Саша сидит рядом и успокаивающе гладит меня по колену. Ему проще, он может что-то делать. Хотя бы успокаивать меня и висеть на своем телефоне. Мне остается только ждать.
Через час раздается отчаянный стук в дверь. Стас не стал звонить в звонок, стоял и долбил кулаками в дверь.
Был зареван и напуган.
— Стас, что такое?!
— Они забрали его! Они забрали Дамира!
Прежде чем получить хоть какую-то связную речь от ребенка, приходится порядком попотеть. Саша убегает за Ромой, которого старший брат благополучно оставил в школе.
Я еле успокаиваю сына, он утыкается мне в живот и очень сбивчиво рассказывает о том, как в школе Дамира сначала вызвали в кабинет к директору. Потом пришли какие-то люди и забрали его с собой. Вроде бы успокаивается, но потом подрывается и начинает кричать о том, что Дамира похитили, что нужно звонить в полицию, что его нужно искать.

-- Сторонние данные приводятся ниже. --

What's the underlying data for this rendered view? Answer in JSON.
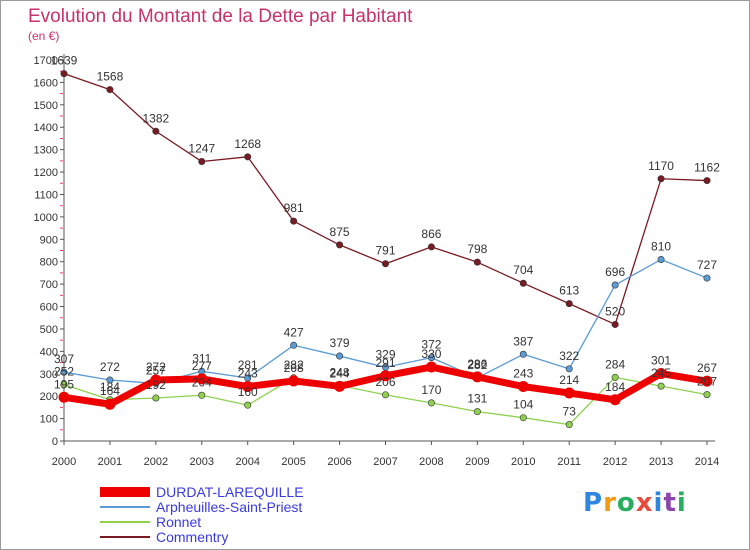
{
  "chart_data": {
    "type": "line",
    "title": "Evolution du Montant de la Dette par Habitant",
    "subtitle": "(en €)",
    "x": [
      2000,
      2001,
      2002,
      2003,
      2004,
      2005,
      2006,
      2007,
      2008,
      2009,
      2010,
      2011,
      2012,
      2013,
      2014
    ],
    "ylim": [
      0,
      1700
    ],
    "yticks": [
      0,
      100,
      200,
      300,
      400,
      500,
      600,
      700,
      800,
      900,
      1000,
      1100,
      1200,
      1300,
      1400,
      1500,
      1600,
      1700
    ],
    "grid": false,
    "legend_position": "bottom-left",
    "series": [
      {
        "name": "Commentry",
        "color": "#7a1a22",
        "values": [
          1639,
          1568,
          1382,
          1247,
          1268,
          981,
          875,
          791,
          866,
          798,
          704,
          613,
          520,
          1170,
          1162
        ],
        "labels": [
          "1639",
          "1568",
          "1382",
          "1247",
          "1268",
          "981",
          "875",
          "791",
          "866",
          "798",
          "704",
          "613",
          "520",
          "1170",
          "1162"
        ]
      },
      {
        "name": "Arpheuilles-Saint-Priest",
        "color": "#5b9bd5",
        "values": [
          307,
          272,
          257,
          311,
          281,
          427,
          379,
          329,
          372,
          282,
          387,
          322,
          696,
          810,
          727
        ],
        "labels": [
          "307",
          "272",
          "257",
          "311",
          "281",
          "427",
          "379",
          "329",
          "372",
          "282",
          "387",
          "322",
          "696",
          "810",
          "727"
        ]
      },
      {
        "name": "Ronnet",
        "color": "#8fd14f",
        "values": [
          252,
          184,
          192,
          204,
          160,
          282,
          248,
          206,
          170,
          131,
          104,
          73,
          284,
          245,
          207
        ],
        "labels": [
          "252",
          "184",
          "192",
          "204",
          "160",
          "282",
          "248",
          "206",
          "170",
          "131",
          "104",
          "73",
          "284",
          "245",
          "207"
        ]
      },
      {
        "name": "DURDAT-LAREQUILLE",
        "color": "#ee0000",
        "values": [
          195,
          164,
          272,
          277,
          243,
          268,
          244,
          291,
          330,
          286,
          243,
          214,
          184,
          301,
          267
        ],
        "labels": [
          "195",
          "164",
          "272",
          "277",
          "243",
          "268",
          "244",
          "291",
          "330",
          "286",
          "243",
          "214",
          "184",
          "301",
          "267"
        ]
      }
    ]
  },
  "legend": [
    {
      "name": "DURDAT-LAREQUILLE",
      "color": "#ee0000"
    },
    {
      "name": "Arpheuilles-Saint-Priest",
      "color": "#5b9bd5"
    },
    {
      "name": "Ronnet",
      "color": "#8fd14f"
    },
    {
      "name": "Commentry",
      "color": "#7a1a22"
    }
  ],
  "logo": {
    "letters": [
      "P",
      "r",
      "o",
      "x",
      "i",
      "t",
      "i"
    ],
    "colors": [
      "#2e86de",
      "#f39c12",
      "#27ae60",
      "#e74c3c",
      "#2e86de",
      "#8e44ad",
      "#27ae60"
    ]
  }
}
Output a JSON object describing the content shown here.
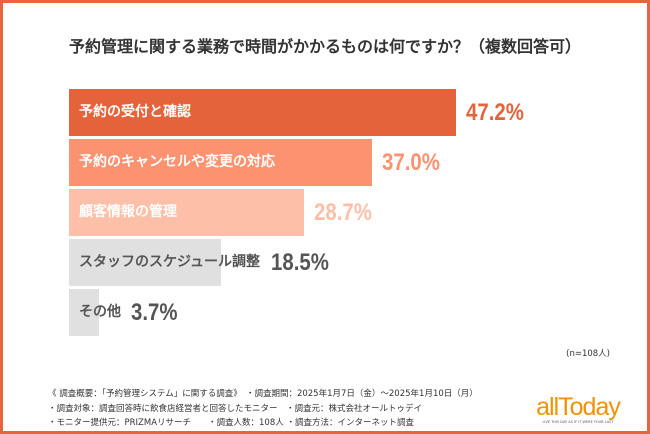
{
  "chart_data": {
    "type": "bar",
    "orientation": "horizontal",
    "title": "予約管理に関する業務で時間がかかるものは何ですか？（複数回答可）",
    "categories": [
      "予約の受付と確認",
      "予約のキャンセルや変更の対応",
      "顧客情報の管理",
      "スタッフのスケジュール調整",
      "その他"
    ],
    "values": [
      47.2,
      37.0,
      28.7,
      18.5,
      3.7
    ],
    "value_labels": [
      "47.2%",
      "37.0%",
      "28.7%",
      "18.5%",
      "3.7%"
    ],
    "bar_colors": [
      "#e5633a",
      "#fc9270",
      "#fdbfa8",
      "#e0e0e0",
      "#e0e0e0"
    ],
    "label_colors": [
      "#ffffff",
      "#ffffff",
      "#ffffff",
      "#555555",
      "#555555"
    ],
    "value_colors": [
      "#e5633a",
      "#fc9270",
      "#fdbfa8",
      "#555555",
      "#555555"
    ],
    "xlim": [
      0,
      50
    ],
    "grid": false,
    "legend": "none"
  },
  "sample_note": "(n=108人)",
  "notes": [
    "《 調査概要：「予約管理システム」に関する調査》　・調査期間：2025年1月7日（金）～2025年1月10日（月）",
    "・調査対象：調査回答時に飲食店経営者と回答したモニター　・調査元：株式会社オールトゥデイ",
    "・モニター提供元：PRIZMAリサーチ　　・調査人数：108人 ・調査方法：インターネット調査"
  ],
  "logo": {
    "text": "allToday",
    "tagline": "LIVE THIS DAY AS IF IT WERE YOUR LAST"
  },
  "frame_color": "#e8643a"
}
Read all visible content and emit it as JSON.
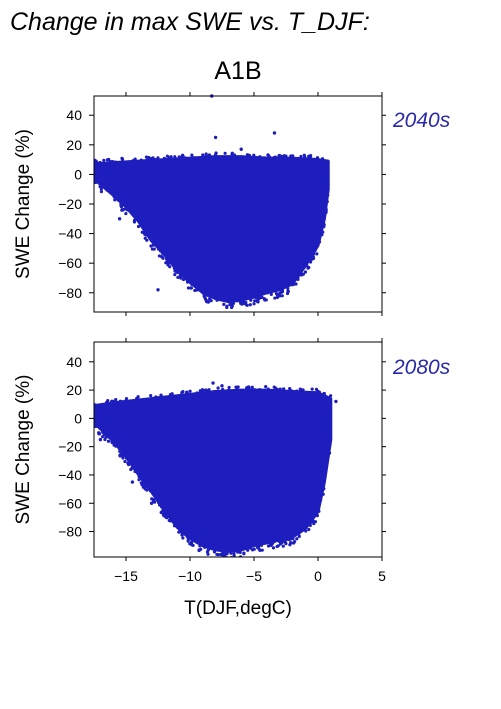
{
  "figure": {
    "title": "Change in max SWE vs. T_DJF:",
    "subtitle": "A1B"
  },
  "colors": {
    "points": "#1e1ebe",
    "period_label": "#2a2aa8",
    "axes": "#000000"
  },
  "chart_data": [
    {
      "type": "scatter",
      "panel_label": "2040s",
      "xlabel": "",
      "ylabel": "SWE Change (%)",
      "xlim": [
        -17.5,
        5
      ],
      "ylim": [
        -93,
        53
      ],
      "yticks": [
        40,
        20,
        0,
        -20,
        -40,
        -60,
        -80
      ],
      "grid": false,
      "envelope_upper": [
        [
          -17.5,
          7
        ],
        [
          -16,
          8
        ],
        [
          -14,
          9
        ],
        [
          -12,
          10
        ],
        [
          -10,
          11
        ],
        [
          -8,
          12
        ],
        [
          -6,
          12
        ],
        [
          -4,
          11
        ],
        [
          -2,
          11
        ],
        [
          0,
          10
        ],
        [
          0.8,
          9
        ]
      ],
      "envelope_lower": [
        [
          -17.5,
          -3
        ],
        [
          -16,
          -14
        ],
        [
          -15,
          -22
        ],
        [
          -14,
          -32
        ],
        [
          -13,
          -45
        ],
        [
          -12,
          -54
        ],
        [
          -11,
          -65
        ],
        [
          -10,
          -73
        ],
        [
          -9,
          -80
        ],
        [
          -8,
          -84
        ],
        [
          -7,
          -86
        ],
        [
          -6,
          -85
        ],
        [
          -5,
          -83
        ],
        [
          -4,
          -80
        ],
        [
          -3,
          -78
        ],
        [
          -2,
          -74
        ],
        [
          -1,
          -62
        ],
        [
          0,
          -48
        ],
        [
          0.5,
          -30
        ],
        [
          0.8,
          -10
        ]
      ],
      "outliers": [
        [
          -8.3,
          53
        ],
        [
          -3.4,
          28
        ],
        [
          -8.0,
          25
        ],
        [
          -6.0,
          17
        ],
        [
          -17.2,
          -4
        ],
        [
          -15.5,
          -30
        ],
        [
          -12.5,
          -78
        ],
        [
          -11.5,
          -50
        ]
      ]
    },
    {
      "type": "scatter",
      "panel_label": "2080s",
      "xlabel": "T(DJF,degC)",
      "ylabel": "SWE Change (%)",
      "xlim": [
        -17.5,
        5
      ],
      "xticks": [
        -15,
        -10,
        -5,
        0,
        5
      ],
      "ylim": [
        -98,
        54
      ],
      "yticks": [
        40,
        20,
        0,
        -20,
        -40,
        -60,
        -80
      ],
      "grid": false,
      "envelope_upper": [
        [
          -17.5,
          9
        ],
        [
          -16,
          11
        ],
        [
          -14,
          13
        ],
        [
          -12,
          15
        ],
        [
          -10,
          17
        ],
        [
          -8,
          19
        ],
        [
          -6,
          20
        ],
        [
          -4,
          20
        ],
        [
          -2,
          19
        ],
        [
          0,
          18
        ],
        [
          1,
          14
        ]
      ],
      "envelope_lower": [
        [
          -17.5,
          -3
        ],
        [
          -16,
          -16
        ],
        [
          -15,
          -27
        ],
        [
          -14,
          -40
        ],
        [
          -13,
          -52
        ],
        [
          -12,
          -65
        ],
        [
          -11,
          -77
        ],
        [
          -10,
          -85
        ],
        [
          -9,
          -90
        ],
        [
          -8,
          -93
        ],
        [
          -7,
          -94
        ],
        [
          -6,
          -93
        ],
        [
          -5,
          -90
        ],
        [
          -4,
          -88
        ],
        [
          -3,
          -86
        ],
        [
          -2,
          -84
        ],
        [
          -1,
          -78
        ],
        [
          0,
          -66
        ],
        [
          0.5,
          -45
        ],
        [
          1,
          -15
        ]
      ],
      "outliers": [
        [
          -8.2,
          25
        ],
        [
          -7.5,
          23
        ],
        [
          -17.0,
          -15
        ],
        [
          -14.5,
          -45
        ],
        [
          -13.0,
          -60
        ],
        [
          1.4,
          12
        ]
      ]
    }
  ]
}
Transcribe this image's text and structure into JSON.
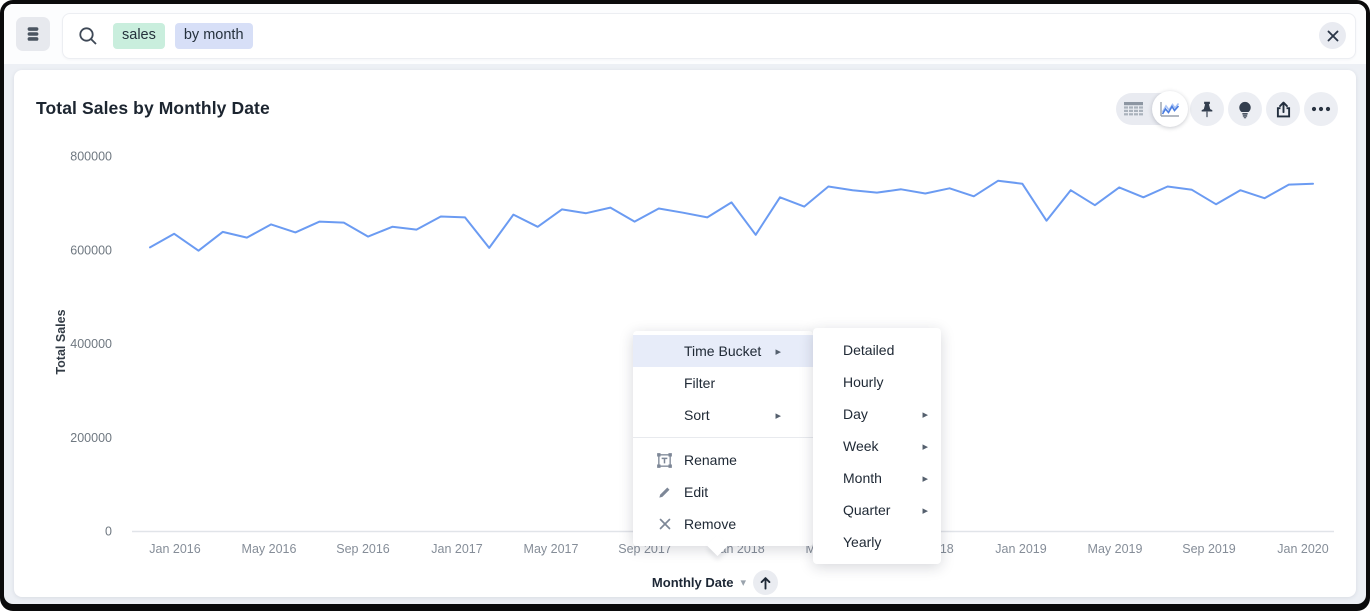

Разговаривать с ним тяжело, приходится приложить много усилий, прежде чем Стас оказывается способным меня слушать. Я рассказываю ему про Алану и Рустама, про то, что, наверное, чужие люди в школе были из полиции или социальной защиты. Пришедший муж, подтверждает мои догадки. Он уже все узнал, сказал, что сотрудники соцзащиты увезли Дамира в центр помощи детям и подросткам.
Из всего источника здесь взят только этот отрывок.